Este “vejam como é belo!” ou “vejam como nos satisfazemos de emoção pela emoção que nós próprios produzimos” é uma ilustração perfeita do modo como Broch definiu o Kitsch: a subversão da ética pelo efeito estético. Não é o acontecimento em si que é Kitsch, não estou a sugerir que um acontecimento religioso como aquele que teve lugar em Lisboa tem, em primeiro lugar, um vínculo necessário com o Kitsch.

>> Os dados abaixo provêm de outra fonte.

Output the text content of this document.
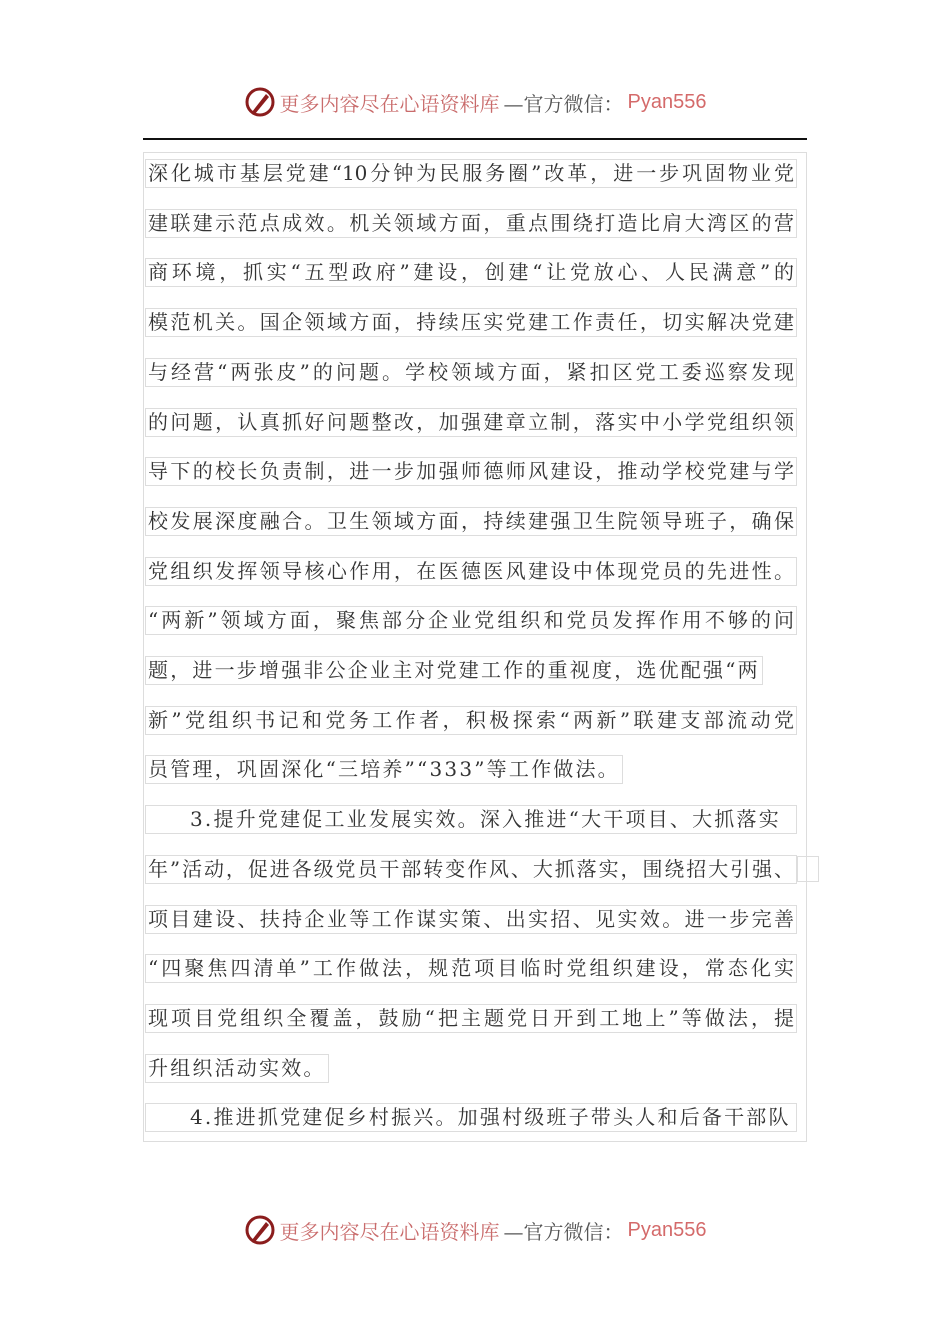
更多内容尽在心语资料库 —官方微信： Pyan556
深化城市基层党建“10分钟为民服务圈”改革，进一步巩固物业党
建联建示范点成效。机关领域方面，重点围绕打造比肩大湾区的营
商环境，抓实“五型政府”建设，创建“让党放心、人民满意”的
模范机关。国企领域方面，持续压实党建工作责任，切实解决党建
与经营“两张皮”的问题。学校领域方面，紧扣区党工委巡察发现
的问题，认真抓好问题整改，加强建章立制，落实中小学党组织领
导下的校长负责制，进一步加强师德师风建设，推动学校党建与学
校发展深度融合。卫生领域方面，持续建强卫生院领导班子，确保
党组织发挥领导核心作用，在医德医风建设中体现党员的先进性。
“两新”领域方面，聚焦部分企业党组织和党员发挥作用不够的问
题，进一步增强非公企业主对党建工作的重视度，选优配强“两
新”党组织书记和党务工作者，积极探索“两新”联建支部流动党
员管理，巩固深化“三培养”“333”等工作做法。
3.提升党建促工业发展实效。深入推进“大干项目、大抓落实
年”活动，促进各级党员干部转变作风、大抓落实，围绕招大引强、
项目建设、扶持企业等工作谋实策、出实招、见实效。进一步完善
“四聚焦四清单”工作做法，规范项目临时党组织建设，常态化实
现项目党组织全覆盖，鼓励“把主题党日开到工地上”等做法，提
升组织活动实效。
4.推进抓党建促乡村振兴。加强村级班子带头人和后备干部队
更多内容尽在心语资料库 —官方微信： Pyan556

Kitsch é a sua encenação, o modo como ele é produzido e reproduzido pelos media, isto é, o discurso e as imagens de segundo grau que ele engendra e que, muito embora fazendo parte da lógica da mediatização cristã, muito facilmente vão para além dos seus próprios fins. Há momentos em que o Kitsch se pode tornar uma coisa nauseabunda e é difícil imaginar que a própria hierarquia da Igreja não o reconheça e não se sinta incomodada por ela. A vida Kitscht visa fazer coincidir a esfera do ideal com a esfera da realidade, aquilo a que Broch chamou “a ligação entre o céu e a terra”. Momentos desses, sobretudo nas televisões, fluíram ao longo da semana numa torrente imparável. Foi um dilúvio.
Livro de recitações
“Cada um fala a sua língua, mas entendemo-nos todos porque é a linguagem do amor”
In Expresso online, 3/08/2023
Tomo, um pouco ao acaso, este título de uma breve reportagem do Expresso onde se citam as declarações de um “peregrino” a uma jornalista. Kundera, que seguiu a lição de Hermann Broch, para a analisar o “Kitsch ideológico” dos regimes totalitários, concluindo que no mundo idealizado do Kitsch “a merda não existe”, deu este exemplo: uma criança a correr feliz atrás de uma bola num prado florido não tem em si nada de Kitsch. O Kitsch nasce a partir do momento em que alguém diz ou representa assim esse acontecimento: “Vejam como é belo uma criança a correr atrás de uma bola num prado florido!”. Este redobramento, que visa relatar uma verdade emocionante, através do embelezamento, da mentira da linguagem emocional estereotipada e portanto induzida, é aquele que podemos ver neste título (a não ser que ele tenha um sentido irónico), que é apenas uma gota no vasto oceano do Kitsch produzido ao longo de uma semana pela mediatização da Jornada.